Зрение и талант провидца в обмен на жизнь когда-то любимого человека… Кроуфорд полагает цену высокой, но не чрезмерной. В конце концов, он не жалеет о сделанном; что случилось, того уже не вернешь. Грустно это, но ничего не поделаешь. Выбор сделан; причем выбор не только между жизнью Кудо и зрением.
Американец вспоминает полковника Амриша с его голубем и вздыхает. ...Представляет немца с крылышками у себя на плече, и почти слышит его беззвучное хихиканье. Кроуфорд перехватывает покрепче трость – теперь, когда он уже не может видеть будущее, так непривычно и странно не знать, друг к тебе приближается или враг…
…Машина останавливается рядом со скамейкой – алый Ниссан. Это цветовое пятно Кроуфорд пока что в состоянии различить; а марку машины он и так знает. Алый цвет, и белый с рыжим на его фоне. Звук шагов - песок шуршит под подошвами.
- Meine liebe, ты тут не замерз? Давай поедем домой, а?
Бооги, какая вещь...
А пара Кроуфорд/Йоджи тут отлично- такое сильное чувство, несмотря ни на что..
Спасибо огромное - отличный текст!
А Шульдих все-таки очень упрямая скотина )))))
Ни разу не любимые пейринги, но КАК написано! Бесподобно! Особенно эта запутанность повествования, когда не сразу понимаешь, что когда происходит... И вроде бы канон, но совершенно неожиданная интерпретация. Я уж не говорю про восхитительный стиль! Замечательно!

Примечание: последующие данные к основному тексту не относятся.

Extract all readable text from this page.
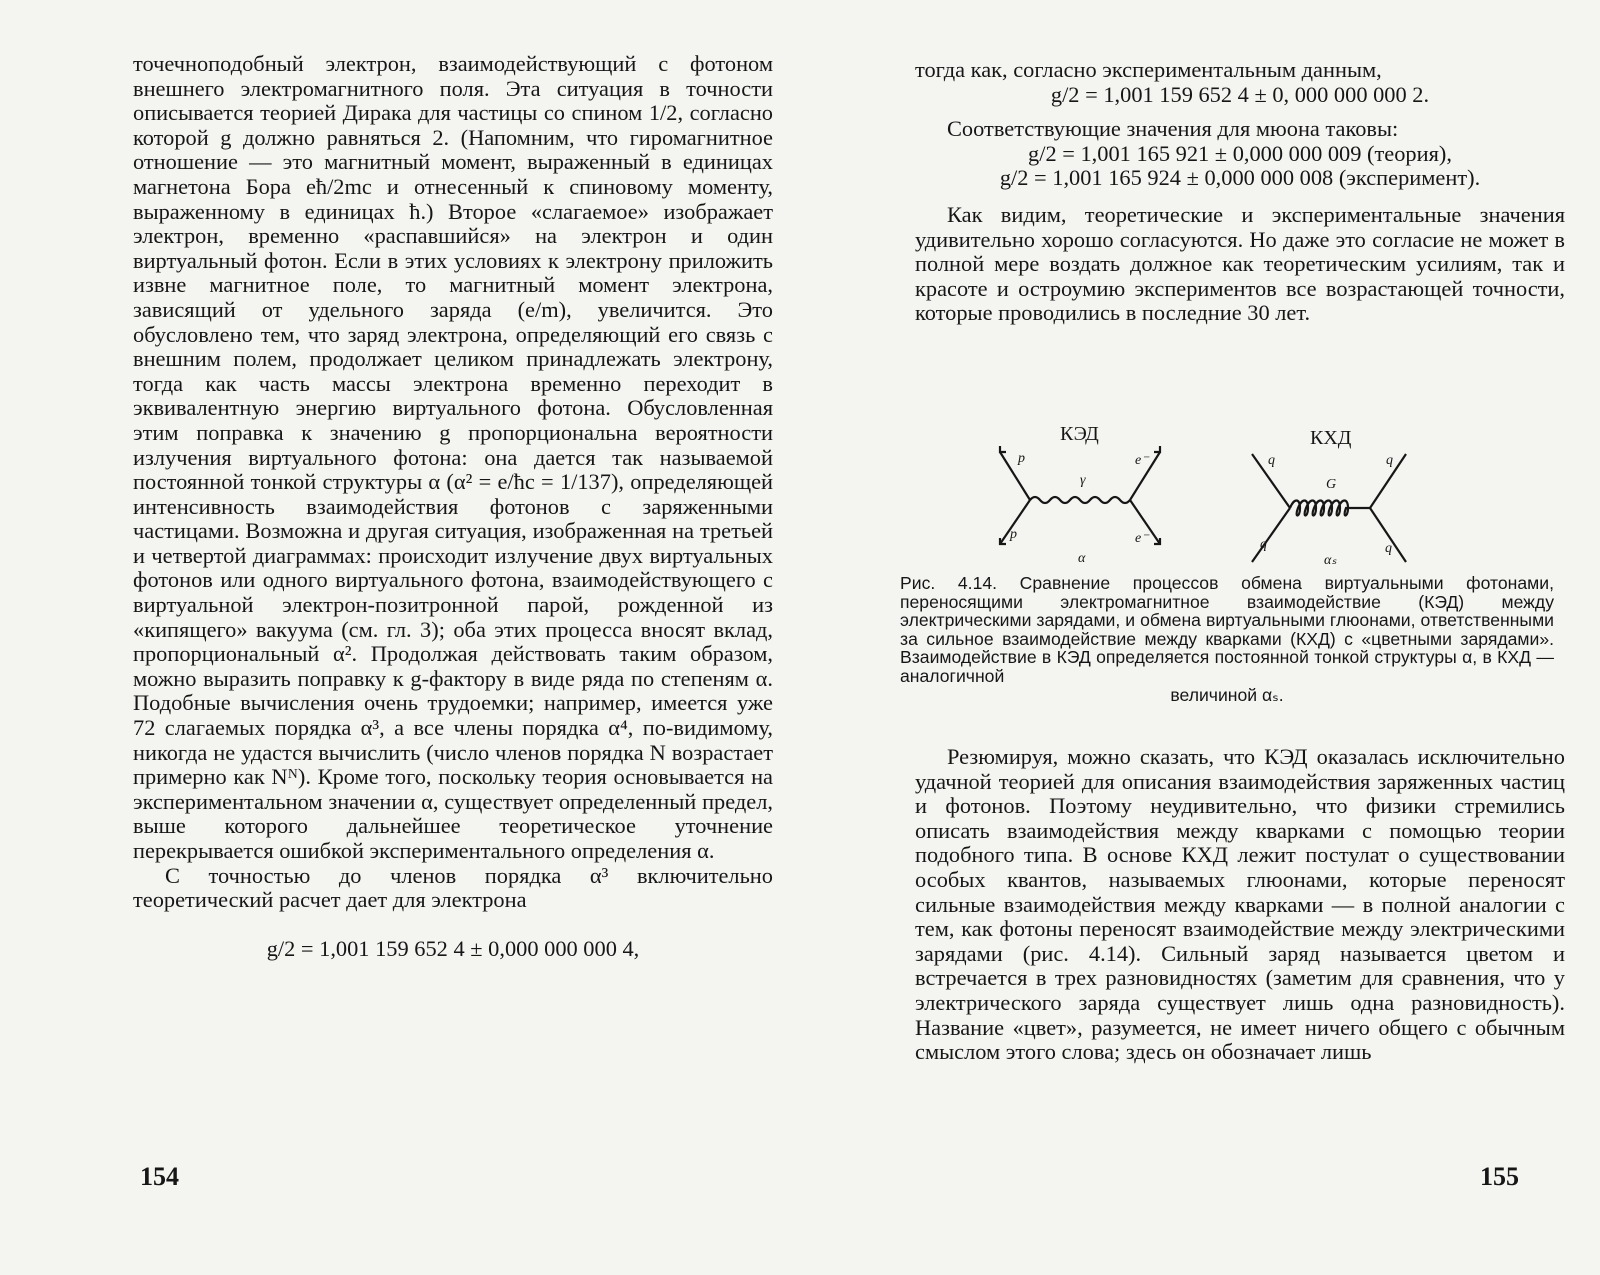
точечноподобный электрон, взаимодействующий с фотоном внешнего электромагнитного поля. Эта ситуация в точности описывается теорией Дирака для частицы со спином 1/2, согласно которой g должно равняться 2. (Напомним, что гиромагнитное отношение — это магнитный момент, выраженный в единицах магнетона Бора eħ/2mc и отнесенный к спиновому моменту, выраженному в единицах ħ.) Второе «слагаемое» изображает электрон, временно «распавшийся» на электрон и один виртуальный фотон. Если в этих условиях к электрону приложить извне магнитное поле, то магнитный момент электрона, зависящий от удельного заряда (e/m), увеличится. Это обусловлено тем, что заряд электрона, определяющий его связь с внешним полем, продолжает целиком принадлежать электрону, тогда как часть массы электрона временно переходит в эквивалентную энергию виртуального фотона. Обусловленная этим поправка к значению g пропорциональна вероятности излучения виртуального фотона: она дается так называемой постоянной тонкой структуры α (α² = e/ħc = 1/137), определяющей интенсивность взаимодействия фотонов с заряженными частицами. Возможна и другая ситуация, изображенная на третьей и четвертой диаграммах: происходит излучение двух виртуальных фотонов или одного виртуального фотона, взаимодействующего с виртуальной электрон-позитронной парой, рожденной из «кипящего» вакуума (см. гл. 3); оба этих процесса вносят вклад, пропорциональный α². Продолжая действовать таким образом, можно выразить поправку к g-фактору в виде ряда по степеням α. Подобные вычисления очень трудоемки; например, имеется уже 72 слагаемых порядка α³, а все члены порядка α⁴, по-видимому, никогда не удастся вычислить (число членов порядка N возрастает примерно как Nᴺ). Кроме того, поскольку теория основывается на экспериментальном значении α, существует определенный предел, выше которого дальнейшее теоретическое уточнение перекрывается ошибкой экспериментального определения α.

С точностью до членов порядка α³ включительно теоретический расчет дает для электрона

g/2 = 1,001 159 652 4 ± 0,000 000 000 4,

154

тогда как, согласно экспериментальным данным,

g/2 = 1,001 159 652 4 ± 0, 000 000 000 2.

Соответствующие значения для мюона таковы:

g/2 = 1,001 165 921 ± 0,000 000 009 (теория),

g/2 = 1,001 165 924 ± 0,000 000 008 (эксперимент).

Как видим, теоретические и экспериментальные значения удивительно хорошо согласуются. Но даже это согласие не может в полной мере воздать должное как теоретическим усилиям, так и красоте и остроумию экспериментов все возрастающей точности, которые проводились в последние 30 лет.

КЭД	КХД
p
p
e⁻
e⁻
γ
α
q	q
q	q
G
αₛ
Рис. 4.14. Сравнение процессов обмена виртуальными фотонами, переносящими электромагнитное взаимодействие (КЭД) между электрическими зарядами, и обмена виртуальными глюонами, ответственными за сильное взаимодействие между кварками (КХД) с «цветными зарядами». Взаимодействие в КЭД определяется постоянной тонкой структуры α, в КХД — аналогичной
величиной αₛ.

Резюмируя, можно сказать, что КЭД оказалась исключительно удачной теорией для описания взаимодействия заряженных частиц и фотонов. Поэтому неудивительно, что физики стремились описать взаимодействия между кварками с помощью теории подобного типа. В основе КХД лежит постулат о существовании особых квантов, называемых глюонами, которые переносят сильные взаимодействия между кварками — в полной аналогии с тем, как фотоны переносят взаимодействие между электрическими зарядами (рис. 4.14). Сильный заряд называется цветом и встречается в трех разновидностях (заметим для сравнения, что у электрического заряда существует лишь одна разновидность). Название «цвет», разумеется, не имеет ничего общего с обычным смыслом этого слова; здесь он обозначает лишь

155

А вообще очень необычная задумка, и ружьё ввиде загадочного блондина в планах Кроуфорда выстрелило, и все ниточки распутались под конец. Персонажи такие, что тут уже даже не важно, канон или нет, они живые, не плоские фигурки в пусть даже не плохом сюжете, а несмотря на паранормальные способности реальные люди.
И ещё почти кажется, что мало. Нет, я понимаю, мастерская интрига разгадана, занавес упал, причём очень профессионально и эффектно, но всё равно хочу ещё что нибудь у Вас почитать *__*
несчастливый Шульдих очень трогателен
рельно, по настоящему самодостаточный Кроуфорд - он настолько крут, что про него просто приятно, в удовольствие читать.
Donovan, примите мою искреннюю благодарность!
Идея с Кудо - "баловнем" судьбы - ну вы блин даёте!
Хорошо до ужаса. Язык, сюжет - просто чудо.
В персонажей веришь. Это грустно, очень грустно - нелюбимый Шульдих, слепнущий Кроуфорд. Жаль, что выхода у них другого нету( Их действительно очень жалко. Что, кстати, редко бывает. Последнее время ангст вызывает у меня только зевоту и желане закрыть нафиг кошмарики. Здесь ангст хорош.
Вот только ангст никак мне в настроение не желает ложиться. Последний год из меня так прет позитив, что ангст заглухает на подходе. Не могу проникнуться, не могу. Но хорошшшш фик, хорош. Тут уж ничего не поделаешь.
Я рада, что удалось угодить заказчику.